Russian elites, reform, and the West

January 4, 2022

I have made my position on “off ramps” for Putin very clear since the very beginning: there should be none.

But for the Russian elites, the story is more complicated. Putin’s rule depends on internal conflicts among the so-called “Kremlin towers” — that is, among elites organized by various “clans”. Putin’s strength derives from this conflict: he depends on them for the administration of the state and they depend on him balancing among them so that none threatens to become dominant and wipe out the others.

It’s a difficult thing to manage, politically speaking. If the conflict becomes too big, the system is paralyzed because everyone is working at cross-purposes. If the conflict is eliminated, then the elites could replace the ruler.

It is this symbiotic system that the war is threatening. With Russia’s mounting losses, finger-pointing has escalated as well. It has now bubbled to the surface and become more or less official, with media accusing the military of incompetence, the military blaming the mobiki, and the imperialists demanding everyone’s head.

Putin’s problem is that it is impossible to reform the system without destroying it. As the French Crown found out in the 18th century, any reform that threatens the elites would be short-lived even when implemented, reversed at first opportunity to restore privileges, and so on, until the system collapsed. In that case, it was the fiscal exhaustion from supporting America against Britain in the Revolutionary War that provided the final crisis that led to the calling up of the Estates General, but even then the Revolution came as a shock to everyone involved.

The situation is more complicated in Russia since elites do not have truly independence sources of wealth, as every oligarch who crossed Putin individually has been able to discover. On the other hand, being individually stronger than anyone does not magically enable Putin to force the elites to do his bidding collectively. If he tries for wholesale reform, he would provoke an entirely different collective reaction because if there’s anything that will unify the towers, it’s the threat to their privileges.

Putin is also limited in how much he can just blame one of the towers for everything since the attempt to eliminate one would make him even more dependent on the remaining ones. It does no good to throw the Generals under the bus only to find oneself at the mercy of the FSB tower. He can’t easily replace the leadership of any of these clans either, no matter how grossly incompetent it proves itself to be.

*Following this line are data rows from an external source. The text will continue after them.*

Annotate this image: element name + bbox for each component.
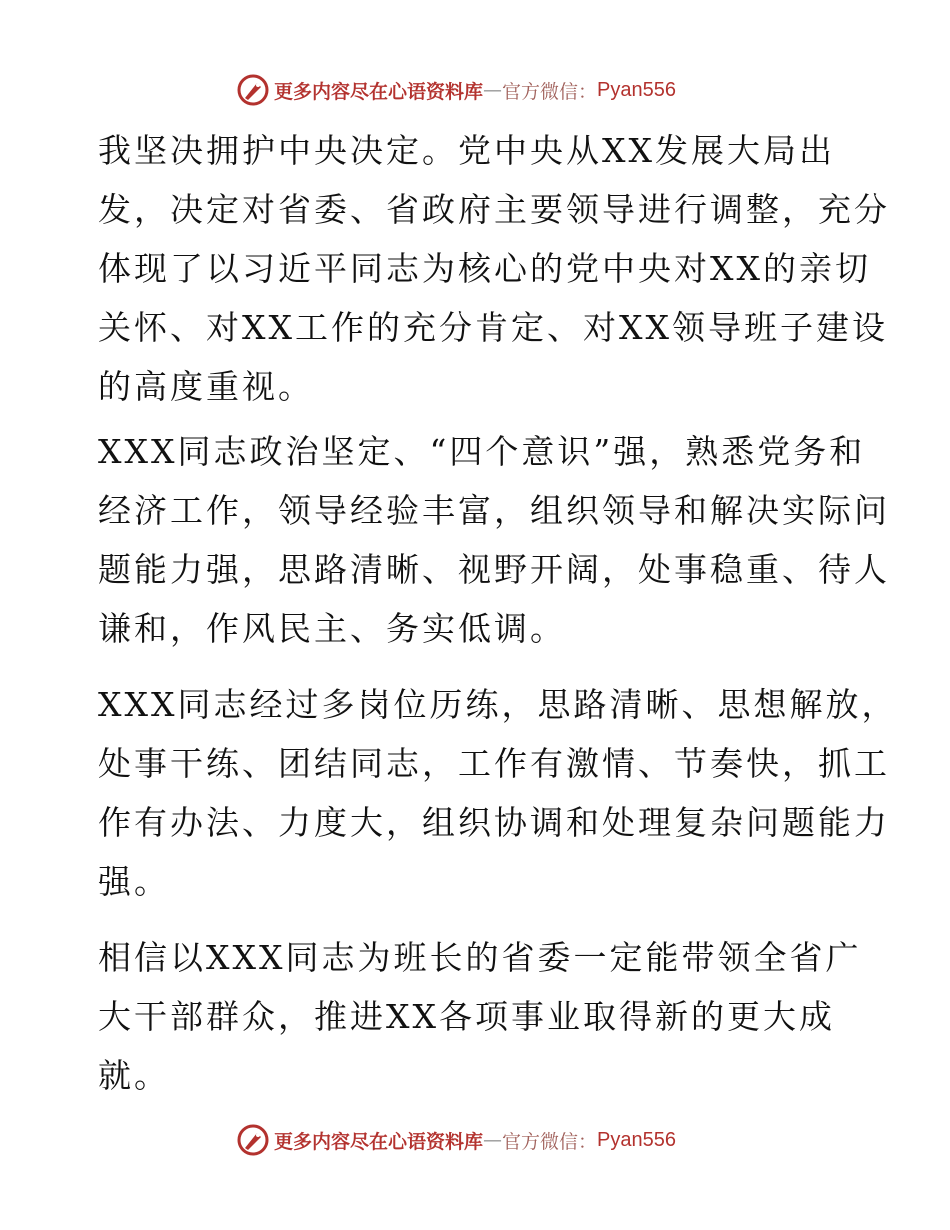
header-banner [236,72,716,108]
banner-dash: — [483,79,503,101]
banner-wechat-id: Pyan556 [597,78,676,101]
paragraph-2 [98,422,890,658]
paragraph-line: 体现了以习近平同志为核心的党中央对XX的亲切 [98,249,871,288]
paragraph-line: 强。 [98,862,170,901]
footer-banner [236,1122,716,1158]
paragraph-line: 我坚决拥护中央决定。党中央从XX发展大局出 [98,131,835,170]
paragraph-line: 谦和，作风民主、务实低调。 [98,609,566,648]
paragraph-line: 大干部群众，推进XX各项事业取得新的更大成 [98,997,835,1036]
paragraph-line: 相信以XXX同志为班长的省委一定能带领全省广 [98,938,862,977]
banner-brand-text: 更多内容尽在心语资料库 [274,1130,484,1153]
banner-wechat-label: 官方微信： [502,80,598,103]
paragraph-line: XXX同志经过多岗位历练，思路清晰、思想解放， [98,685,898,724]
pen-nib-logo-icon [236,1123,270,1157]
pen-nib-logo-icon [236,73,270,107]
paragraph-line: XXX同志政治坚定、“四个意识”强，熟悉党务和 [98,432,866,471]
banner-brand-text: 更多内容尽在心语资料库 [274,80,484,103]
paragraph-line: 就。 [98,1056,170,1095]
paragraph-line: 关怀、对XX工作的充分肯定、对XX领导班子建设 [98,308,888,347]
paragraph-line: 的高度重视。 [98,367,314,406]
paragraph-4 [98,928,868,1105]
paragraph-line: 题能力强，思路清晰、视野开阔，处事稳重、待人 [98,550,890,589]
paragraph-line: 处事干练、团结同志，工作有激情、节奏快，抓工 [98,744,890,783]
banner-wechat-id: Pyan556 [597,1128,676,1151]
paragraph-line: 发，决定对省委、省政府主要领导进行调整，充分 [98,190,890,229]
paragraph-line: 作有办法、力度大，组织协调和处理复杂问题能力 [98,803,890,842]
paragraph-1 [98,121,890,416]
banner-wechat-label: 官方微信： [502,1130,598,1153]
paragraph-3 [98,675,898,911]
banner-dash: — [483,1129,503,1151]
paragraph-line: 经济工作，领导经验丰富，组织领导和解决实际问 [98,491,890,530]
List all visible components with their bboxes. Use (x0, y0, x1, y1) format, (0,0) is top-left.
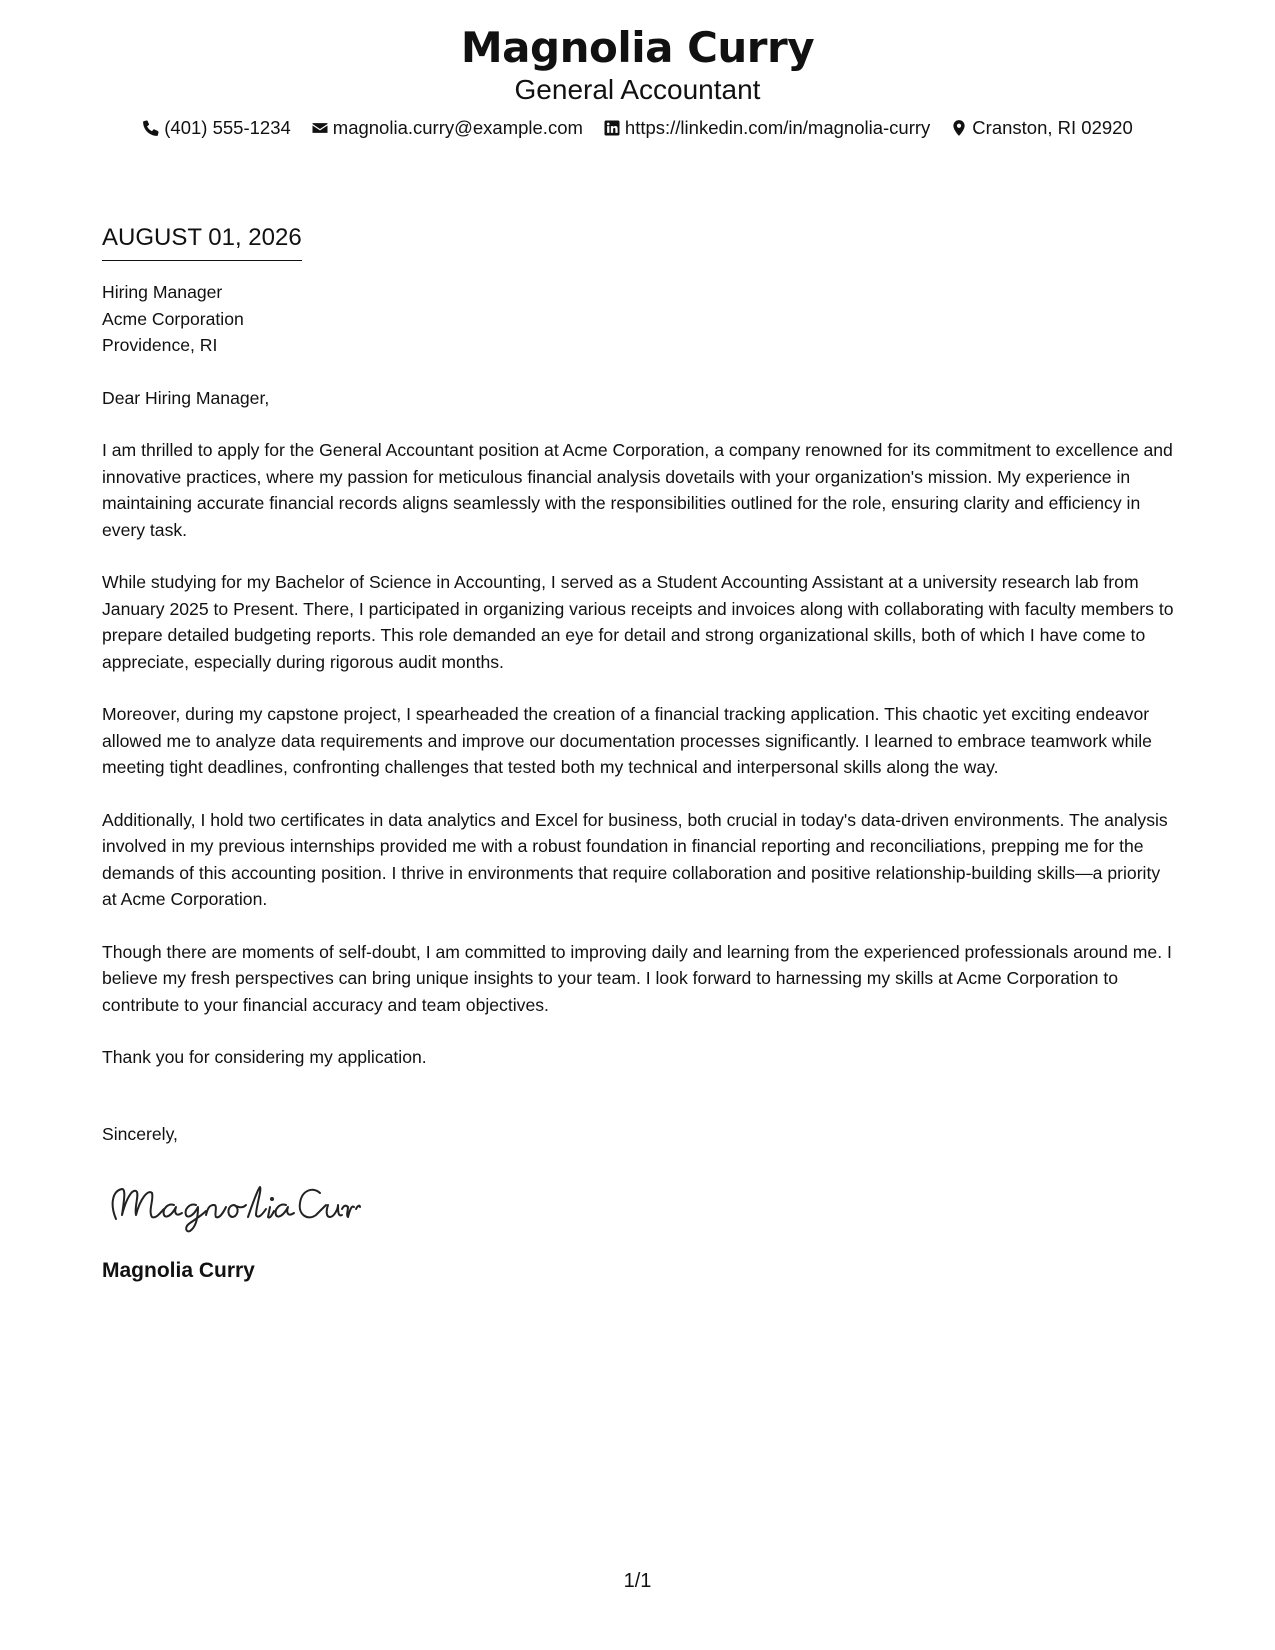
phone-icon (142, 119, 160, 137)
closing: Sincerely, (102, 1123, 178, 1144)
page-number: 1/1 (623, 1570, 652, 1592)
thank-you-line: Thank you for considering my application. (102, 1047, 427, 1067)
email-text: magnolia.curry@example.com (332, 117, 583, 138)
letter-header (0, 22, 1275, 140)
recipient-line: Hiring Manager (102, 282, 223, 302)
contact-linkedin[interactable] (603, 116, 930, 140)
applicant-name: Magnolia Curry (460, 23, 815, 72)
handwritten-signature (102, 1175, 1177, 1235)
job-title: General Accountant (514, 74, 761, 105)
signer-name: Magnolia Curry (102, 1259, 255, 1282)
map-pin-icon (950, 119, 968, 137)
letter-date: AUGUST 01, 2026 (102, 222, 302, 261)
body-paragraph: Though there are moments of self-doubt, I am committed to improving daily and learning from the experienced professionals around me. I believe my fresh perspectives can bring unique insights to your team. I look forward to harnessing my skills at Acme Corporation to contribute to your financial accuracy and team objectives. (102, 941, 1172, 1015)
location-text: Cranston, RI 02920 (972, 117, 1133, 138)
contact-location (950, 116, 1132, 140)
linkedin-icon (603, 119, 621, 137)
contact-phone (142, 116, 291, 140)
body-paragraph: I am thrilled to apply for the General Accountant position at Acme Corporation, a company renowned for its commitment to excellence and innovative practices, where my passion for meticulous financial analysis dovetails with your organization's mission. My experience in maintaining accurate financial records aligns seamlessly with the responsibilities outlined for the role, ensuring clarity and efficiency in every task. (102, 440, 1173, 540)
body-paragraph: While studying for my Bachelor of Science in Accounting, I served as a Student Accounting Assistant at a university research lab from January 2025 to Present. There, I participated in organizing various receipts and invoices along with collaborating with faculty members to prepare detailed budgeting reports. This role demanded an eye for detail and strong organizational skills, both of which I have come to appreciate, especially during rigorous audit months. (102, 572, 1174, 672)
contact-bar (0, 116, 1275, 140)
salutation: Dear Hiring Manager, (102, 387, 270, 408)
envelope-icon (311, 119, 329, 137)
linkedin-text: https://linkedin.com/in/magnolia-curry (624, 117, 931, 138)
body-paragraph: Moreover, during my capstone project, I spearheaded the creation of a financial tracking application. This chaotic yet exciting endeavor allowed me to analyze data requirements and improve our documentation processes significantly. I learned to embrace teamwork while meeting tight deadlines, confronting challenges that tested both my technical and interpersonal skills along the way. (102, 704, 1152, 777)
contact-email[interactable] (311, 116, 583, 140)
recipient-line: Providence, RI (102, 335, 218, 355)
recipient-block (102, 279, 1177, 359)
phone-text: (401) 555-1234 (164, 117, 291, 138)
letter-body (102, 222, 1177, 1285)
body-paragraph: Additionally, I hold two certificates in data analytics and Excel for business, both crucial in today's data-driven environments. The analysis involved in my previous internships provided me with a robust foundation in financial reporting and reconciliations, prepping me for the demands of this accounting position. I thrive in environments that require collaboration and positive relationship-building skills—a priority at Acme Corporation. (102, 809, 1168, 909)
recipient-line: Acme Corporation (102, 308, 244, 329)
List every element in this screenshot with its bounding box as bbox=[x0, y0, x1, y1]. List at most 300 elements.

The imperialists can scream themselves hoarse on social media, but the reality is that there can be no meaningful reform of the Russian system without destroying it, and nobody would countenance that. This is good news for Ukraine though, because it means that Russia will not be able to “learn” and improve in the war. I mean, learning is definitely happening, and locally commanders have already done many things to fix earlier mistakes. But the reform does not “travel up” the chain, and lies, misinformation, and obfuscation still appear to be the only things that get stovepiped to the Kremlin. Nobody wants to admit mistakes, and Putin might not be especially keen on learning about some mistakes since they would require him to act, and on some matters he clearly prefers not to.

The implication for us is to somehow avoid forcing the towers to coordinate with Putin. If it appears to them that the West would punish Russia wholesale if Putin loses the war, then they would have no choice but throw in their lots with him. This would be their only way to preserve their wealth and privilege, and damned be the lives lost in the process. And when they coordinate so, it would not be to replace Putin — what would be the point in that? — it would be to help him avoid defeat.

This is then another reason we should shelve all talk about destroying the Russian Federation. (The other being that I do not think it would happen anyway, not anytime soon.) While the war does not affect the elites directly — and it does not, not yet anyway — and while they have some hope of a postwar future that looks a lot like their prewar one (at least to them, again, not the country in general), then there is no pressing need to empower Putin. This is because doing so is fraught with danger — he might become a real dictator like Stalin rather than the simulacrum of one that he is now. It is this fear that we should be nurturing rather than replacing it with a different one, the fear of the consequences of defeat.

This is not pleasant, of course. It is these very elites that have contributed to the organization of the system that produced this war. They deserve their just punishment.

But I would rather that some of them retain their yachts than tens of thousands die so the world can have the satisfaction of seeing them at The Hague.